Reading encrypted traffic
Ok, but what if you do have the server’s private key? Well, then you could be able to decrypt that traffic. In Wireshark you would simply add the key and indicate which connection that key is good for:
Be careful when filling the “Protocol” field: You need to type “http” in lowercase. Writing it in capital letters (HTTP) will result in an error!
Also note that Wireshark will only be able to decrypt the traffic if you ensure that it can read the initial session handshake. If you did not capture it, you will need to reload the website. Voilà:
Session Resumption and Perfect Forward Secrecy
As I said, an attacker would – hopefully – not have the server’s private key, so as an attack vector Wireshark sniffing is not the most likely option. Nevertheless, the private key remains the single point of failure – if it is stolen, somebody could decrypt even past communication. So we could store all that encrypted traffic, hoping that we will at some point have access to that key and decrypt all of it.
Two more technologies help us to avoid this and make TLS even more secure.
The first is called TLS resumption and is explained in RFC 5077. It basically means that client and server are holding a “resumption ticket” from which they can pull session keys without the need for another handshake. If session resumption is in place, Wireshark might not see handshakes despite having several sessions re-established.
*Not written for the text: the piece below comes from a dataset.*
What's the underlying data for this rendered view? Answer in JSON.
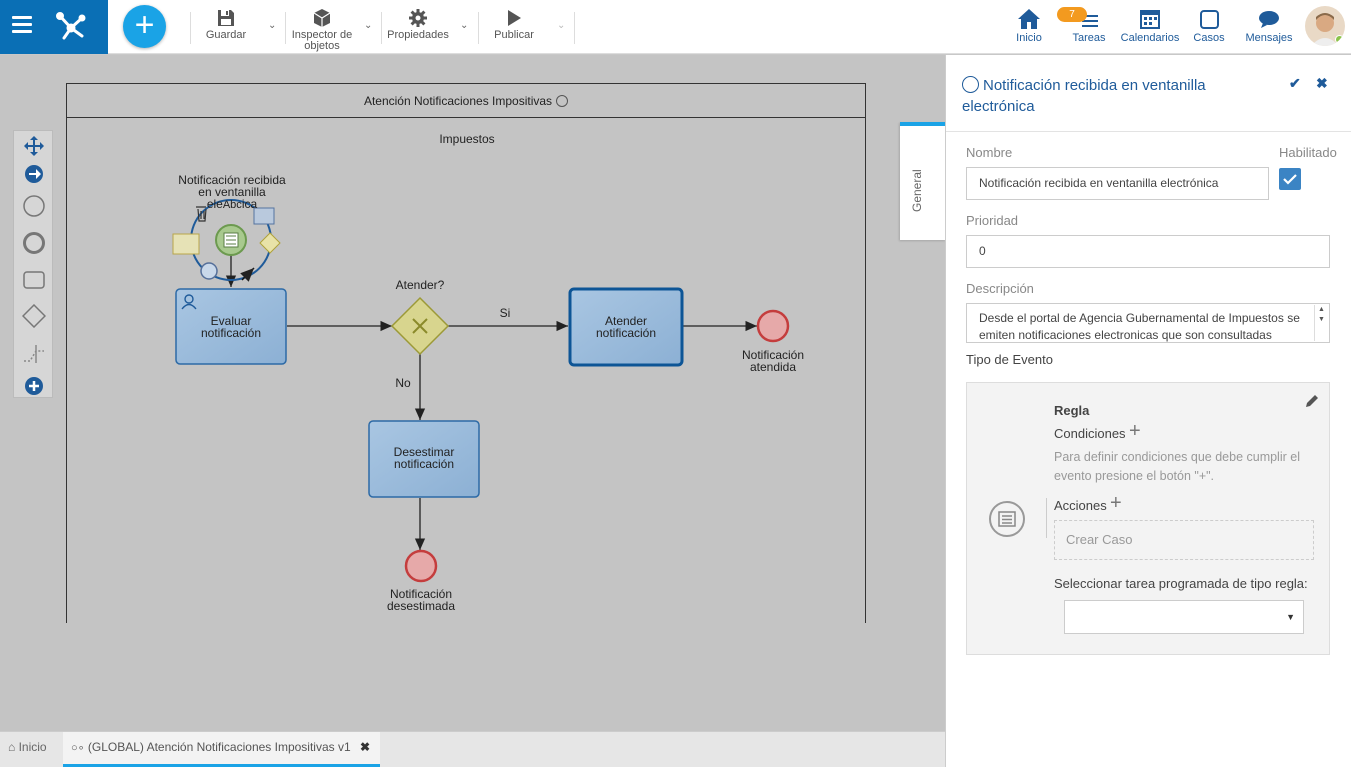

You might ask: Why is there a session key, anyway? Don’t we already have a private key with which we can enjoy encrypted communication? Well, this leads us to the second technology: Perfect forward secrecy. This means that even if somebody recorded all your encrypted connections from the past and then stole your private key, your past communication will not be decryptable with just that private key. Instead, the attacker would have had to steal all session keys for your encrypted sessions. This is a great enhancement in security and nowadays most websites do use this technique:
When you open the connection details in your browser, it will most likely tell you that the connection is encrypted with TLS_ECDHE. This means that TLS is used with Elliptic-curve Diffie–Hellman (ECDHE) as session key agreement protocol. In other words: In order to decrypt such a connection, somebody will have to steal that session key.
How to steal it, you might wonder?
Actually, it is incredibly easy to make Firefox and Chrome dump the session keys. Chrome at least shows a warning when this happens and Mozilla once had decided to disable that debugging feature for a while. At the end of the day however, developers came to the conclusion that if somebody is on your system and able to perform changes, you anyway have bigger problems. That’s certainly a valid point, but it also shows us that we really need to trust our browsers and that they are not doing strange things with our data. Or how SANS once put it: Psst, your browser knows all your secrets!